Pluripotent Stem Cells: molecular mechanism that regulates self-renewal and pluripotency.

Pluripotent stem cells (PSCs), including embryonic stem cells (ESCs) and induced pluripotent stem cells (iPSCs), can be perpetually propagated in vitro while maintaining the developmental potential to form tissues from all three germ layers. These two defining properties of PSCs, namely self-renewal and pluripotency, provide unique opportunities to model early embryonic development and generate tissues for regenerative medicine. The recent success in iPSCs paved the way to generate human histocompatible PSCs by reprogramming patients’ own somatic cells.  When transplanted, tissues derived from the patient-specific PSCs would induce no or little immune rejection.
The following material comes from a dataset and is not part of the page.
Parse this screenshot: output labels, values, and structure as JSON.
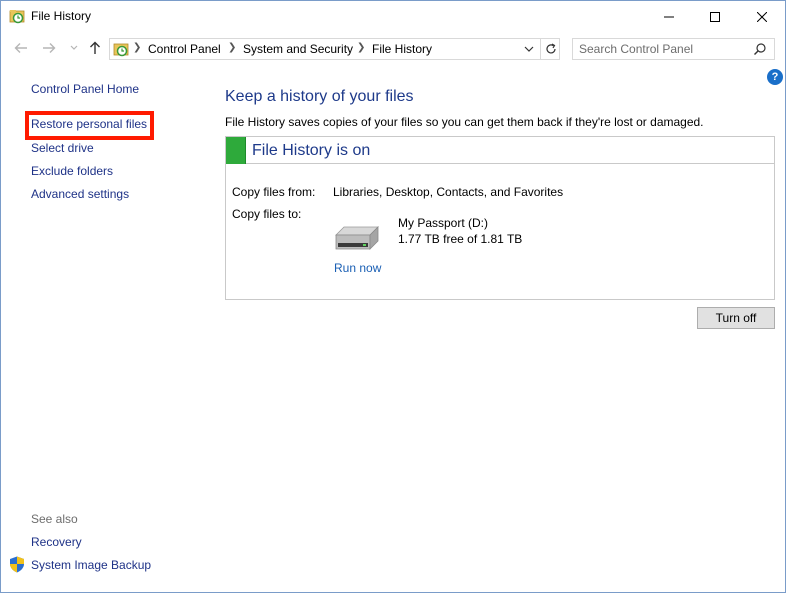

The iPSC-technology also allowed generation of disease-specific PSCs that could serve as a novel platform for human disease modeling and drug screening.
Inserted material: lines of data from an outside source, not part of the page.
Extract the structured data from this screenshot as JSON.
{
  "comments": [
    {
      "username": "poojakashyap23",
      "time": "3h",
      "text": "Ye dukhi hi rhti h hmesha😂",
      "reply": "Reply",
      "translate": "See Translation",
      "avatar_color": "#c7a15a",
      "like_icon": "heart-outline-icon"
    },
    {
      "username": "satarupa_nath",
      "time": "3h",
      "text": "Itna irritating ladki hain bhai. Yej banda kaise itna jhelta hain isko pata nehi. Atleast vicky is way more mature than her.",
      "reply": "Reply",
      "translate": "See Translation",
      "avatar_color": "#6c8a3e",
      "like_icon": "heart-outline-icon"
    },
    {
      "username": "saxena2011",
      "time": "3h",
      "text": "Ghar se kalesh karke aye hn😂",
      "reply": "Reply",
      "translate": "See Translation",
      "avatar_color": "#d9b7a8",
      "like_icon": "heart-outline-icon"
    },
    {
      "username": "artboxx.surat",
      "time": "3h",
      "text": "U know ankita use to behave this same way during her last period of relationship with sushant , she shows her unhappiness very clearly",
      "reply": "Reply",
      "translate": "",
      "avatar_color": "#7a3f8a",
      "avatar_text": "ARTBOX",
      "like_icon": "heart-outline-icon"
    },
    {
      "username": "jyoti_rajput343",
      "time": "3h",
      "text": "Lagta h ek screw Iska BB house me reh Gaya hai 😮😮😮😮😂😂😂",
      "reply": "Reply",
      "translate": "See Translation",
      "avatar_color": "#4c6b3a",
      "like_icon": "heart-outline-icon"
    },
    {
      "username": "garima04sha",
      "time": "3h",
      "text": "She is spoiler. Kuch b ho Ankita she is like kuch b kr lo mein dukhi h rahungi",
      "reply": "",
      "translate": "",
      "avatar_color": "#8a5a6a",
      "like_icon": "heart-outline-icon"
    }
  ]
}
The research of my lab will focus on the biology of pluripotent stem cells (PSCs).  We would like to understand how PSCs remain to be PSCs (self-renewal), how terminally differentiated somatic cells become iPSCs (reprogramming) and how disease-specific iPSCs recapitulate human disease progression in tissue culture dishes (disease modeling).


Questions we are addressing include:

(1) In PSCs, how self-renewal is achieved? What are the roles of pluripotency-promoting factors in maintaining the
identity of PSCs? How PSCs exit the pluripotent state when induced for differentiation?

(2) In the transition of terminally differentiated somatic cells to iPSCs, how the defined transcription factors initiate
the cascade of events that lead to pluripotency?  Is the reprogramming process stochastic or stepwise?
If stepwise, what are the intermediate stages? How can we improve the reprogramming technology? How
pluripotency is established?

(3) Does differentiation of the iPSCs derived from diseased human somatic cells recapitulate disease progression?
What can we learn about the human disease from this in vitro modeling system? Can we further turn the in vitro
modeling system into a platform to test or screen drugs for the human disease?

An improved understanding on the basic biology of PSCs will be essential to harness the full potential of PSCs
in applications such as regenerative medicine, human disease modeling and drug screening. Our research will
potentially lead to safer and more efficient uses of PSCs in human disease modeling and treatment.